Field Studies of Expeditions in Cold Environments
As is true in much of environmental physiology, scientists can design studies that track participants in “live” field settings, or more closely isolate individual variables and minimize confounding factors in a laboratory setting. One advantage of the former approach, of course, is that it typically involves exotic travel opportunities for the scientists! However, a common limitation in studying expeditions such as polar treks is the typically small sample size of only one or two subjects, making statistical analysis or generalization difficult. Two studies that tracked larger expeditions highlight the intense effect of prolonged exertion on thermoregulatory control in the cold. Savourey and colleagues (1992) were fortunate to be able to systematically test eight (five male, three female) volunteers prior to and following a three-week ski expedition across Greenland, where ambient conditions ranged from –20 to –30 °C. In laboratory tests, metabolic rate increased in thermoneutral environments following the journey. However, with cold exposure, the absolute rectal temperature for shivering onset decreased by approximately 0.5 °C (e.g., shivering was initiated at 36.0 rather than 36.5 °C). Such a hypothermic insulative adaptation, whereby individuals appear able to tolerate lower core temperatures prior to initiating heat production, may serve to minimize metabolic heat production and hence overall caloric requirements. A similar adaptation has been observed in specific groups native to cold environments, such as Lapps in Scandinavia and Aborigines wearing minimal clothing in the cold night in the Australian desert (Scholander et al. 1958).

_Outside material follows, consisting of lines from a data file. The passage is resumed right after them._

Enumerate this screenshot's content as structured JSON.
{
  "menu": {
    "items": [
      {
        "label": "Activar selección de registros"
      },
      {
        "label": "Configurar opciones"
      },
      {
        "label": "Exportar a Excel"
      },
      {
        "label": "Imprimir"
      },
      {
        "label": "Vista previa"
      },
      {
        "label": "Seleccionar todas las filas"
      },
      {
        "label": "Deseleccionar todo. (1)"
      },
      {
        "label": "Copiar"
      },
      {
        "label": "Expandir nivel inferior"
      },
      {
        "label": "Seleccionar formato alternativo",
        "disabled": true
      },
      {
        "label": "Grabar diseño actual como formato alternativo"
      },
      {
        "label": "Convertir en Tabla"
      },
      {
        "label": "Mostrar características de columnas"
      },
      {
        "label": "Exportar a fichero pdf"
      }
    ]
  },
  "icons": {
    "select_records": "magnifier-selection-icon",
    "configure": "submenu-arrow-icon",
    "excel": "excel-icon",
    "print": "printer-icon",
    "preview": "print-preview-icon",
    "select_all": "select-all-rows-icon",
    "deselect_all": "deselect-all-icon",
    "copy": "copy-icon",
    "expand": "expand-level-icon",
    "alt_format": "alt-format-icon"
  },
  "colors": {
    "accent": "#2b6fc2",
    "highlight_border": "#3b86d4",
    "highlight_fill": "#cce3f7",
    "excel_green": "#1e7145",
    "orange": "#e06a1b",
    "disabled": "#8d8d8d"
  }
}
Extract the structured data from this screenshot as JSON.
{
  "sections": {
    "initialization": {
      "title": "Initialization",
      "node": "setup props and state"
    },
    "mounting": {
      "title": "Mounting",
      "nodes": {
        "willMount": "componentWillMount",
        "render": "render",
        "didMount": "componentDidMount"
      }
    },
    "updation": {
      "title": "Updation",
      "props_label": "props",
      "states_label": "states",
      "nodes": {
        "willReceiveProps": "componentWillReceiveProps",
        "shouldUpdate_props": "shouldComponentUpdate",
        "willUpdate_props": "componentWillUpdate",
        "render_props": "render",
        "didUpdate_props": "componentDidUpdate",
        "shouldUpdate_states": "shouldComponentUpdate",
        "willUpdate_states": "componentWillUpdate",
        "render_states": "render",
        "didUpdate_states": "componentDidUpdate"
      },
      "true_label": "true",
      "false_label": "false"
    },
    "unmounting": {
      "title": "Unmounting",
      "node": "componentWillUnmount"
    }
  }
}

Another example of the impact of prolonged exercise on cold tolerance was seen in U.S. Army Ranger recruits (Young et al. 1998). Eight candidates were tracked prior to and following 61 days of strenuous field training, over which they had an average daily caloric deficit of 800 kcal and slept around 4 h per day. Upon testing the recruits’ cold tolerance with 4 h of passive rest in 10 °C air immediately following the field training, and also 2 and 109 days afterward, the researchers found that wild swings in body weight occurred over the first two days of recovery, with the entire 6.4 kg (14 lb) body mass deficit restored but body fatness remaining low until longer in recovery. Rectal temperature during cold exposure was lower immediately and two days after training, demonstrating that chronic exertion can impair cold tolerance. This appeared again to be due to a depression in the core temperature threshold for shivering onset. At the same time, metabolic rate was lower immediately following training and at 109 days compared with 2 days afterward. Overall, this suggests that a brief period of recovery and heavy feeding can restore heat production capacity, but that tissue insulation and thermoregulatory control may not be restored until much later in recovery.